There are two words that are not being used nearly enough by any of tonight's speakers. The first is "Democrats" and the second is "Republicans." Speaker after speaker is going hard after McCain as an individual, and tying him to George Bush, and talking about "those folks in the White House" -- and hey, did you hear that McCain has a lot of houses or something? -- without even alluding to the fact that these people represent an entire party that holds the same or worse views on all the issues being discussed tonight. Without mentioning that a vote for a reasonable Republican House candidate is a vote for John Boehner as Speaker of the House. Without mentioning that the Senate remains the biggest hurdle to making real, effective change -- in fact, the closest to any such mention was Barbara Boxer telling us that "60 is the new 50," though that's only true as long as Harry Reid feels that Republicans don't need to actually do their filibusters.
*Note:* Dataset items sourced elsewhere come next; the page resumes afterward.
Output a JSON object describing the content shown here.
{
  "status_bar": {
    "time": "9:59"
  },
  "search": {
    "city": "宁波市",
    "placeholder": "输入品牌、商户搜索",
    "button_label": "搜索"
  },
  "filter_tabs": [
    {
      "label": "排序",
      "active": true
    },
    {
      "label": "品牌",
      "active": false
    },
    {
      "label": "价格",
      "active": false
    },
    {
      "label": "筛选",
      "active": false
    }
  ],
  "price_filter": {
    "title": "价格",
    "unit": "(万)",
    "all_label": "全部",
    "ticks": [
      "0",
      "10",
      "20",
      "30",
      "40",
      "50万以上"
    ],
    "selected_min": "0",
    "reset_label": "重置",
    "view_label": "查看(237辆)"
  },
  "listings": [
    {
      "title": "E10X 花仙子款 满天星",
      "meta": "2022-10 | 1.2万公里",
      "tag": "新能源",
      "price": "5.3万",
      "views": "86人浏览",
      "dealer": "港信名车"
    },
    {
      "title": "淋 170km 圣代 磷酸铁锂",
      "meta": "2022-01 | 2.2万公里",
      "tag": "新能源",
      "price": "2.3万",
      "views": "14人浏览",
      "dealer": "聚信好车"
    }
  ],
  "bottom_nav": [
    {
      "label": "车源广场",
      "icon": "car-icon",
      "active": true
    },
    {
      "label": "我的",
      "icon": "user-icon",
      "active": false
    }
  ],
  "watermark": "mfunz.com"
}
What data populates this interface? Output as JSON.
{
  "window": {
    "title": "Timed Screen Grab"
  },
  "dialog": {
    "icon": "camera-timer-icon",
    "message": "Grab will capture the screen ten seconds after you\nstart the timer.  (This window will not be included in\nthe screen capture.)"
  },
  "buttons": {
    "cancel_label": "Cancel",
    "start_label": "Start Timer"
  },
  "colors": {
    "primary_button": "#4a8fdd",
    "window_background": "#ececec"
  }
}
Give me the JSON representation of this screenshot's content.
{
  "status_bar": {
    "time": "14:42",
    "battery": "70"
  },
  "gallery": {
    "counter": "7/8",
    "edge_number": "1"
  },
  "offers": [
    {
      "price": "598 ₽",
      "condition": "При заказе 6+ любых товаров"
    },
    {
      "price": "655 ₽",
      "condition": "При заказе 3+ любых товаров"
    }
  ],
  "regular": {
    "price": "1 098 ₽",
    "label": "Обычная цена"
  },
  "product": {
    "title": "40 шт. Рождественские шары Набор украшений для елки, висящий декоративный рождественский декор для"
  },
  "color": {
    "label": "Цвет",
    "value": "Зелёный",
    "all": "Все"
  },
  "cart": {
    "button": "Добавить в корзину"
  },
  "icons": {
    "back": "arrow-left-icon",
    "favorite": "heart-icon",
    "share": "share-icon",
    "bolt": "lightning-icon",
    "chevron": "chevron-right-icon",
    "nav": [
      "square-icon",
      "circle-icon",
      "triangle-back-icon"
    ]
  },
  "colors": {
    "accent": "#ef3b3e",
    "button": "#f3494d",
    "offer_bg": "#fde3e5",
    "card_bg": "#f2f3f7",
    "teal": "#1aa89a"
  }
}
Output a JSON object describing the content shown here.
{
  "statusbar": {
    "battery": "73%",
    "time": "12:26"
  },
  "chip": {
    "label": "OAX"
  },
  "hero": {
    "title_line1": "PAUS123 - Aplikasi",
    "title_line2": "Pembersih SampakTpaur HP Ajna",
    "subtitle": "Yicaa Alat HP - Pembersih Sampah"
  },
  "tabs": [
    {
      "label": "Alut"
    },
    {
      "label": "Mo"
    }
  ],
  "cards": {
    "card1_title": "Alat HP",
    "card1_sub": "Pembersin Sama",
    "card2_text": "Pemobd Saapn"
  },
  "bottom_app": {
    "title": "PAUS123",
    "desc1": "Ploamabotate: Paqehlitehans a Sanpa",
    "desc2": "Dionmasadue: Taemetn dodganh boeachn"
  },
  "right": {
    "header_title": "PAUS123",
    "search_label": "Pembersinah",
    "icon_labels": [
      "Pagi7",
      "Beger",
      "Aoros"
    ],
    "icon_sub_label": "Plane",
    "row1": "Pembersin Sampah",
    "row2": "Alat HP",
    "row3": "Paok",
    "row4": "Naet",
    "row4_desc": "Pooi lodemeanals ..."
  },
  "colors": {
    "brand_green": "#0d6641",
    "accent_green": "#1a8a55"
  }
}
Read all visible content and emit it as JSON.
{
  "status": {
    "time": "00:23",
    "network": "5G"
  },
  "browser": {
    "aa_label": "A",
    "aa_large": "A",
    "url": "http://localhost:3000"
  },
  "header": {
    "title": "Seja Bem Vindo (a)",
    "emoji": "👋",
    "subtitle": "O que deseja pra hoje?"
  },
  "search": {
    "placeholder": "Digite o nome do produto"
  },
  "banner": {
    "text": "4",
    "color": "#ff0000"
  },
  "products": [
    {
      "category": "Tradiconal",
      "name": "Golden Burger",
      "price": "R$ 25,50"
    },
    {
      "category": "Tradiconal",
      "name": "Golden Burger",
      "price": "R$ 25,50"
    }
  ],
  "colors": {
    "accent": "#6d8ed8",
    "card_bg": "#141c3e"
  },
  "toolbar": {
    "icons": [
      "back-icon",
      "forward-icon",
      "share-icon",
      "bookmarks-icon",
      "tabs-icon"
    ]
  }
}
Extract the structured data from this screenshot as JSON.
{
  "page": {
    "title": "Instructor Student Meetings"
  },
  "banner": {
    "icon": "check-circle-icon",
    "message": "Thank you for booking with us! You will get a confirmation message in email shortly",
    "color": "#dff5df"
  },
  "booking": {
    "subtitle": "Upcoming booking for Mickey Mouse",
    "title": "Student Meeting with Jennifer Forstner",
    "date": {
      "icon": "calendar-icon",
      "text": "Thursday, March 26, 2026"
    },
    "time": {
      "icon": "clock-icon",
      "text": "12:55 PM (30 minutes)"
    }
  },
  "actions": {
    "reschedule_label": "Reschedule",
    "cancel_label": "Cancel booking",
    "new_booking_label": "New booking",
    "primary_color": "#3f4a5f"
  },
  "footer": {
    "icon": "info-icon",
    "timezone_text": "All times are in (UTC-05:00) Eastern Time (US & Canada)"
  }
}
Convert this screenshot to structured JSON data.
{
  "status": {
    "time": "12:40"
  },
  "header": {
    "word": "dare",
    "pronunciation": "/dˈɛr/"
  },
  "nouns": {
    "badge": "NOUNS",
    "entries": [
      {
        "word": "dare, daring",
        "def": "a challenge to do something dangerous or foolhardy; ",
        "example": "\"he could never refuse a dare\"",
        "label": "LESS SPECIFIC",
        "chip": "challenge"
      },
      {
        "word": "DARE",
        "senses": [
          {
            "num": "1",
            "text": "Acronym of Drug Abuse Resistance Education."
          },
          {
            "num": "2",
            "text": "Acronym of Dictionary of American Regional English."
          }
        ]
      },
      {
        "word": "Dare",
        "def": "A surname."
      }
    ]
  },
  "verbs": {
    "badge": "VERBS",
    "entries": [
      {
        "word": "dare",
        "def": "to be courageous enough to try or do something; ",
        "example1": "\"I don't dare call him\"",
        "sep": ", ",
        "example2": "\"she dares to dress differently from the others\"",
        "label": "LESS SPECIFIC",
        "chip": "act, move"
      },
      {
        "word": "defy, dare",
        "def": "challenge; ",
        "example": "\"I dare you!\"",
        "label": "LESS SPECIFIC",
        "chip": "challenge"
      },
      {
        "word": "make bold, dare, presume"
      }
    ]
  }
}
Right now Schweitzer is telling various delegations to "stand up," which I think is meant to be a big, dramatic moment, and he's just made one of the night's few (and fairly oblique) references to Iraq, but the message of this night and the convention so far is this: Obama is change, and he apparently doesn't need any help. But the fact is, your national GOP will keep on keepin' on whether Obama or McCain becomes president in January. Bipartisanship, particularly on the campaign trail, is simply not a luxury one party can afford when the other isn't on board. Seeing this happen, again, now, is like a slow-motion daydream: We did this in 1992. To be honest, the results that were borne out in Bill Clinton's first term were probably my most important formative experience with politics, but it was hardly the only example of the modern Democratic Party getting played and torn apart.

Hillary just came out and announced herself as a "proud Democrat"; her second paragraph warned against allowing "another Republican" into the White House. It'd be great if some of her people could take the DNCC people aside and tell them about what happens when you don't party-build.